El psicoanálisis no es una doctrina fabricada para siempre de una sola pieza. A los psicoanalistas nos interesa lo que las personas que han tenido que luchar con un cuerpo y con una sociedad para defender una identidad sexual —o sea, que no han tomado la imagen de su cuerpo en su valor facial— nos enseñan sobre la capacidad de invención de la que es capaz el ser humano, a través de los actos y de la palabra. Estas personas pueden hablar de su travesía del desierto con mucha propiedad. También podemos atender a las expresiones de quienes han sufrido heridas en la lucha por el reconocimiento de su identidad. De otro lado, atendemos también a las obras, o actuaciones, de los artistas contemporáneos. Algunos de ellos se dedican de manera esforzada a explorar el campo de las transformaciones corporales, en las que suele hacerse presente, a veces de manera dramática, la discordancia, que se acerca a lo imposible, entre el cuerpo y el sexo.

Para el psicoanálisis, la escucha de las demandas, de las quejas, o incluso de la angustia que se presenta como respuesta muda a estas situaciones, son los pasos que hay que dar. En primer lugar, se hace presente el discurso del Otro. Aquí está formado por todo lo que se presenta como orden simbólico para cualquier sujeto, además de las peculiaridades que hemos mencionado más arriba. En el campo del Otro, donde el sujeto decide y encuentra su deseo, es decir, aquello que lo hace vivo y defensor de su existencia, la ciencia y el derecho nos enseñan a reconocer las singularidades como nuevas inscripciones posibles, y no solo como maldiciones.

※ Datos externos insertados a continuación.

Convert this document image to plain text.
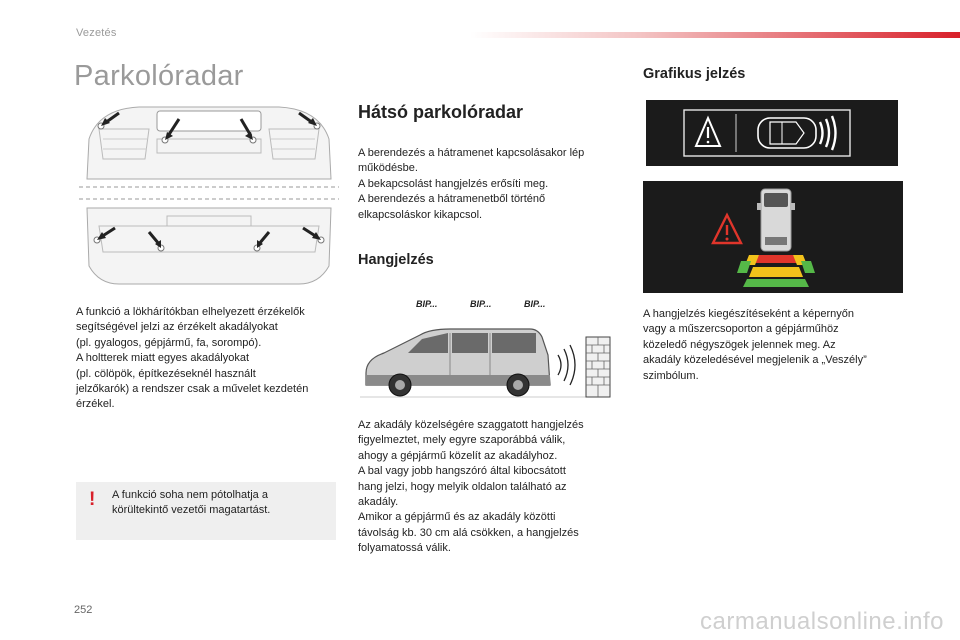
Vezetés
Parkolóradar

A funkció a lökhárítókban elhelyezett érzékelők
segítségével jelzi az érzékelt akadályokat
(pl. gyalogos, gépjármű, fa, sorompó).
A holtterek miatt egyes akadályokat
(pl. cölöpök, építkezéseknél használt
jelzőkarók) a rendszer csak a művelet kezdetén
érzékel.

! A funkció soha nem pótolhatja a
körültekintő vezetői magatartást.

Hátsó parkolóradar

A berendezés a hátramenet kapcsolásakor lép
működésbe.
A bekapcsolást hangjelzés erősíti meg.
A berendezés a hátramenetből történő
elkapcsoláskor kikapcsol.

Hangjelzés
BIP...	BIP...	BIP...

Az akadály közelségére szaggatott hangjelzés
figyelmeztet, mely egyre szaporábbá válik,
ahogy a gépjármű közelít az akadályhoz.
A bal vagy jobb hangszóró által kibocsátott
hang jelzi, hogy melyik oldalon található az
akadály.
Amikor a gépjármű és az akadály közötti
távolság kb. 30 cm alá csökken, a hangjelzés
folyamatossá válik.

Grafikus jelzés

A hangjelzés kiegészítéseként a képernyőn
vagy a műszercsoporton a gépjárműhöz
közeledő négyszögek jelennek meg. Az
akadály közeledésével megjelenik a „Veszély”
szimbólum.

252	carmanualsonline.info
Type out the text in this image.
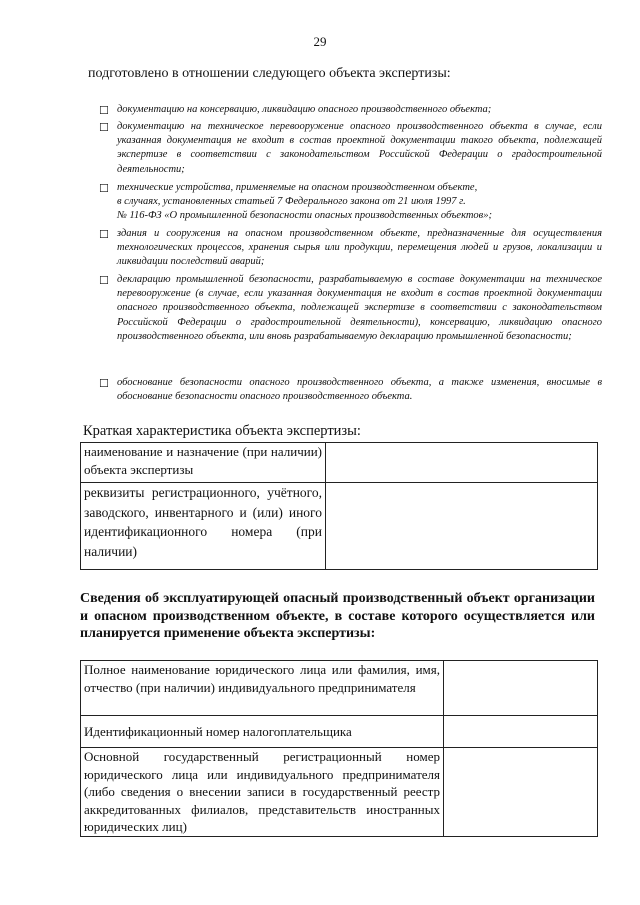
29
подготовлено в отношении следующего объекта экспертизы:
☐ документацию на консервацию, ликвидацию опасного производственного объекта;
☐ документацию на техническое перевооружение опасного производственного объекта в случае, если указанная документация не входит в состав проектной документации такого объекта, подлежащей экспертизе в соответствии с законодательством Российской Федерации о градостроительной деятельности;
☐ технические устройства, применяемые на опасном производственном объекте,
в случаях, установленных статьей 7 Федерального закона от 21 июля 1997 г.
№ 116-ФЗ «О промышленной безопасности опасных производственных объектов»;
☐ здания и сооружения на опасном производственном объекте, предназначенные для осуществления технологических процессов, хранения сырья или продукции, перемещения людей и грузов, локализации и ликвидации последствий аварий;
☐ декларацию промышленной безопасности, разрабатываемую в составе документации на техническое перевооружение (в случае, если указанная документация не входит в состав проектной документации опасного производственного объекта, подлежащей экспертизе в соответствии с законодательством Российской Федерации о градостроительной деятельности), консервацию, ликвидацию опасного производственного объекта, или вновь разрабатываемую декларацию промышленной безопасности;
☐ обоснование безопасности опасного производственного объекта, а также изменения, вносимые в обоснование безопасности опасного производственного объекта.
Краткая характеристика объекта экспертизы:
наименование и назначение (при наличии) объекта экспертизы	
реквизиты регистрационного, учётного, заводского, инвентарного и (или) иного идентификационного номера (при наличии)	
Сведения об эксплуатирующей опасный производственный объект организации и опасном производственном объекте, в составе которого осуществляется или планируется применение объекта экспертизы:
Полное наименование юридического лица или фамилия, имя, отчество (при наличии) индивидуального предпринимателя	
Идентификационный номер налогоплательщика	
Основной государственный регистрационный номер юридического лица или индивидуального предпринимателя (либо сведения о внесении записи в государственный реестр аккредитованных филиалов, представительств иностранных юридических лиц)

Frente a ese Otro siempre renovado, el sujeto encuentra las vías de su deseo: las formas en las que se hace deseable para otro y en las que el deseo del Otro no le resulta enemigo. Nuestro tiempo presenta formas nuevas con las que un sujeto puede hacerse atractivo para otro; más que nunca, nada es natural ahí, sino obra de la decisión más íntima que podemos reconocer. Y es a través de la exploración por la palabra de ese Otro como se encuentra el límite donde la determinación puede pasar de ser tomada como una condena a ser leída como expresión radical de la libertad del sujeto. Es ahí donde la diferencia de sexo o las modalidades del género entran a formar parte de la responsabilidad de un sujeto que se conducirá según su identidad y conforme a los modos de goce que haya elegido, sin que haga falta apelar a un derecho a gozar, siempre equívoco cuando se trata del sexo.